2

I'm trying to create a script to download subtitles from one specific website. Please read the comments in the code. Here's the code:

import requests
from bs4 import BeautifulSoup

count = 0
usearch = input("Movie Name? : ")
search_url = "https://www.yifysubtitles.com/search?q="+usearch
base_url = "https://www.yifysubtitles.com"
print(search_url)
resp = requests.get(search_url)
soup = BeautifulSoup(resp.content, 'lxml')
for link in soup.find_all("div",{"class": "media-body"}):       #Get the exact class:'media-body'
    imdb = link.find('a')['href']                               #Find the link in that class, which is the exact link we want
    movie_url = base_url+imdb                                   #Merge the result with base string to navigate to the movie page
    print("Movie URL : {}".format(movie_url))                   #Print the URL just to check.. :p

    next_page = requests.get(movie_url)                         #Soup number 2 begins here, after navigating to the movie page
    soup2 = BeautifulSoup(next_page.content,'lxml')
    #print(soup2.prettify())
    for links in soup2.find_all("tr",{"class": "high-rating"}): #Navigate to subtitle options with class as high-rating
        for flags in links.find("td", {"class": "flag-cell"}):  #Look for all the flags of subtitles with high-ratings
            if flags.text == "English":                         #If flag is set to English then get the download link
                print("After if : {}".format(links))
                for dlink in links.find("td",{"class": "download-cell"}):   #Once English check is done, navigate to the download class "download-cell" where the download href exists
                    half_dlink = dlink.find('a')['href']                    #STUCK HERE!!!HERE'S THE PROBLEM!!! SOS!!! HELP!!!
                    download = base_url + half_dlink
                    print(download)

I'm getting the following error :

 File "C:/Users/PycharmProjects/WhatsApp_API/SubtitleDownloader.py", line 24, in <module>
    for x in dlink.find("a"):
TypeError: 'NoneType' object is not iterable
  • You should build some fallbacks: what if there is no English subtitle, or no subtitle with the highest rating. See also https://stackoverflow.com/questions/3887381/typeerror-nonetype-object-is-not-iterable-in-python – wasmachien Mar 20 '18 at 09:56
  • I checked out your link, but the thing is "dlink.find('a')['href'], should return a download link to a movies subtitle. And as for the fallbacks, once I get this script working properly in it's rudimentary form, I'll modify it. Thanks for the reply! – Aakash Hirve Mar 20 '18 at 10:02
  • 1
    Did you try changing the above line this `for dlink in links.find("td",{"class": "download-cell"}):` to this `for dlink in links.find_all("td",{"class": "download-cell"}):` – Abdullah Ahmed Ghaznavi Mar 20 '18 at 10:16
  • @Abdullah Ahmed Ghaznavi Thanks! It worked. But what's the difference between "find()" and "find_all()" methods in the context of my code? – Aakash Hirve Mar 20 '18 at 10:21
  • welcome! :) The only difference is that `find_all()` returns a list containing the single result, and `find()` just returns the result. and in your case you are running a loop on a single element rather than a list – Abdullah Ahmed Ghaznavi Mar 20 '18 at 10:27
  • And it works so i will make a answer of it so that it might help others! – Abdullah Ahmed Ghaznavi Mar 20 '18 at 10:29

2 Answers2

1

Just change the above line this:

for dlink in links.find("td",{"class": "download-cell"}):

to this:

for dlink in links.find_all("td",{"class": "download-cell"}):

because you are running a loop on an single element rather than a list.

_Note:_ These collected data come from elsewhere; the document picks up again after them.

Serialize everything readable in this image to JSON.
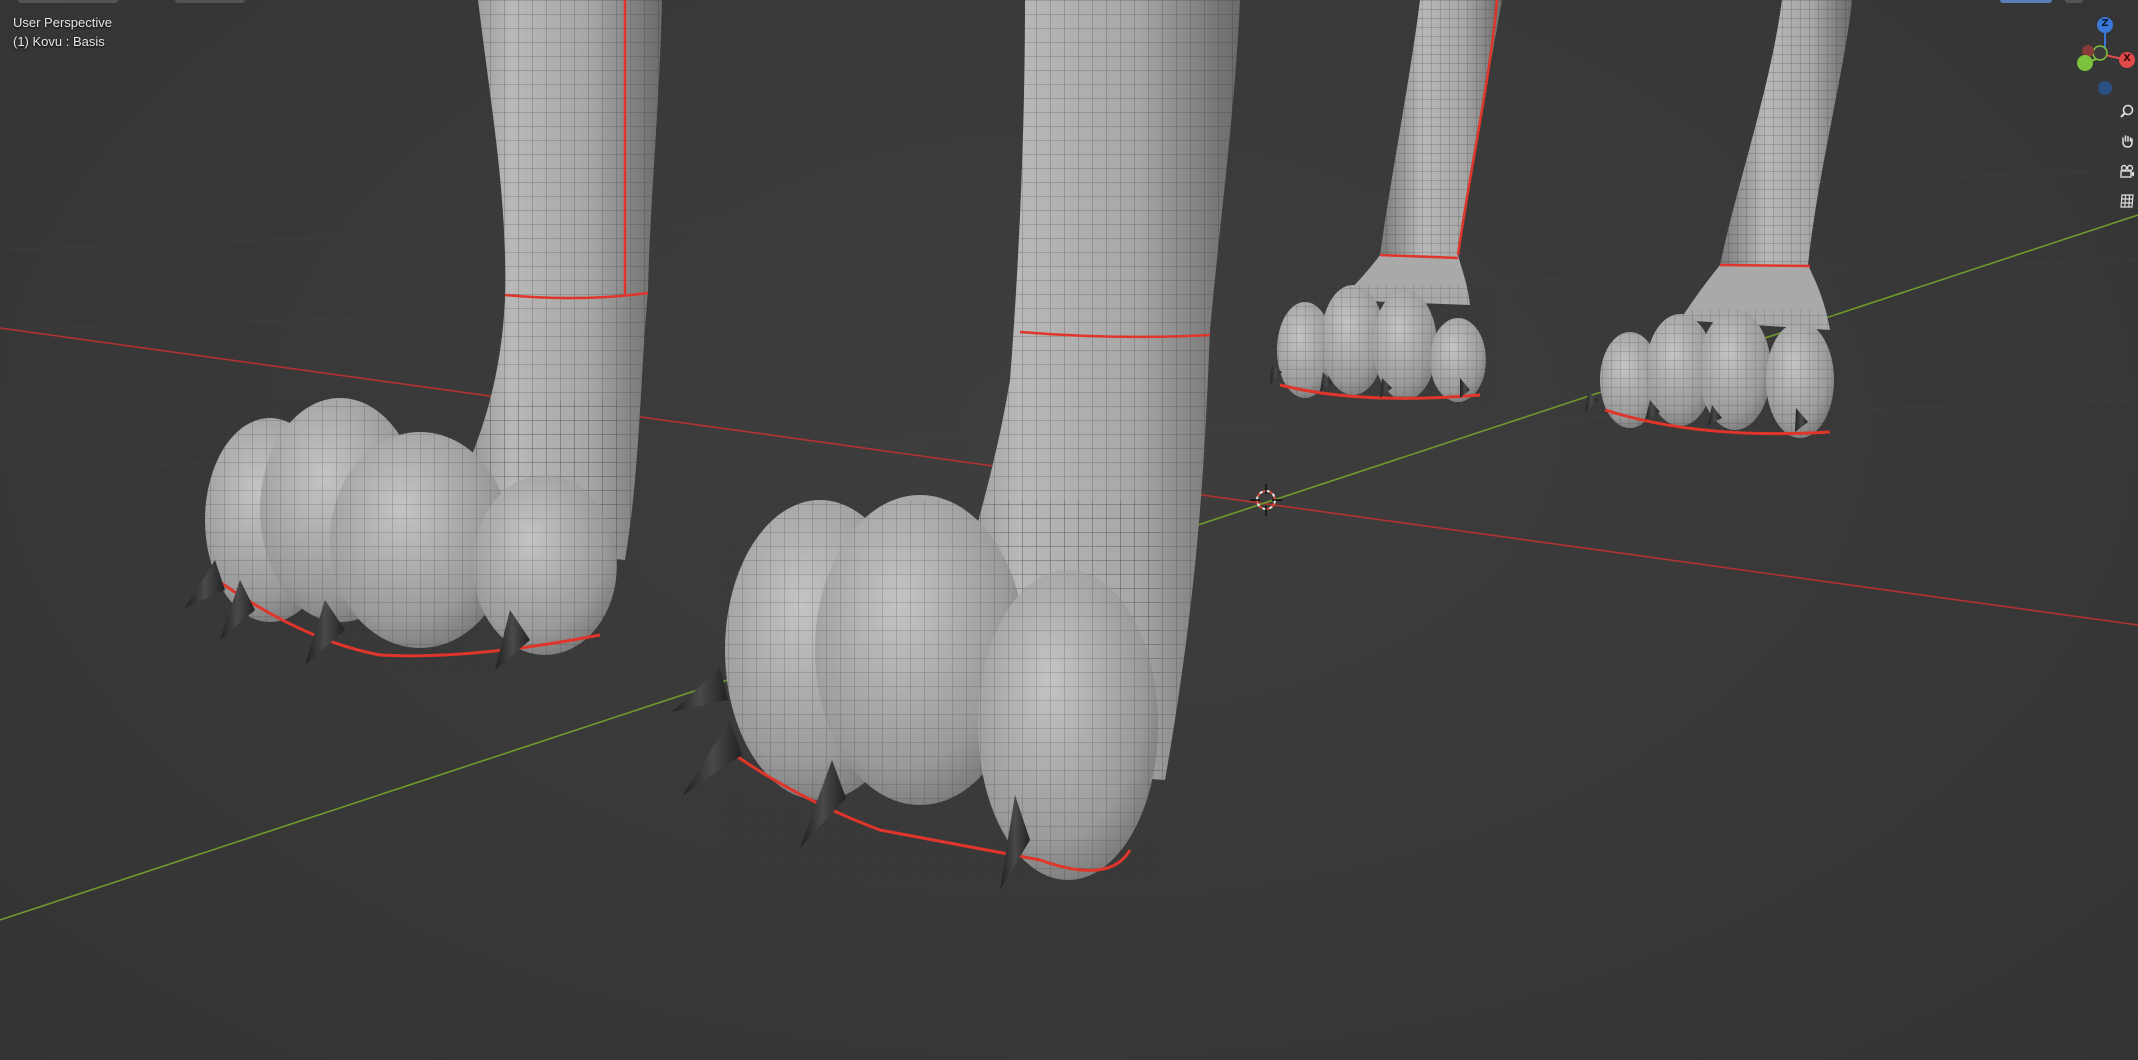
{
  "viewport": {
    "view_name": "User Perspective",
    "object_name": "(1) Kovu : Basis",
    "background_color": "#3a3a3a",
    "axis_x_color": "#b3322f",
    "axis_y_color": "#6e9a2c",
    "seam_color": "#e0352b",
    "mesh_color": "#a8a8a8",
    "wire_color": "#2a2a2a"
  },
  "gizmo": {
    "z_label": "Z",
    "x_label": "X",
    "z_color": "#3a78d8",
    "x_color": "#e04a4a",
    "y_color": "#7cc23c"
  },
  "nav_buttons": [
    {
      "name": "zoom-icon"
    },
    {
      "name": "hand-pan-icon"
    },
    {
      "name": "camera-icon"
    },
    {
      "name": "grid-icon"
    }
  ]
}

Note: The only difference is that find_all() returns a list containing the single result, and find() just returns the result.

Hope this will helps you! :)

Abdullah Ahmed Ghaznavi
  • 1,978
  • 3
  • 17
  • 27
0

Have a look at the documentation of find_all() and find().

find_all():

The find_all() method looks through a tag’s descendants and retrieves all descendants that match your filters.

find:

The find_all() method scans the entire document looking for results, but sometimes you only want to find one result. If you know a document only has one <body> tag, it’s a waste of time to scan the entire document looking for more. Rather than passing in limit=1 every time you call find_all, you can use the find() method.

So, you don't need to loop over the find() function to get the tags. You need to make the following changes in your code (removed the unnecessary for loops):

...
# Previous code is the same

soup2 = BeautifulSoup(next_page.content,'lxml')
for links in soup2.find_all("tr",{"class": "high-rating"}):
    if links.find("td", {"class": "flag-cell"}).text == "English":
        print("After if : {}".format(links))
        half_dlink = links.find('td', {'class': 'download-cell'}).a['href']
        download = base_url + half_dlink
        print(download)
Keyur Potdar
  • 7,158
  • 6
  • 25
  • 40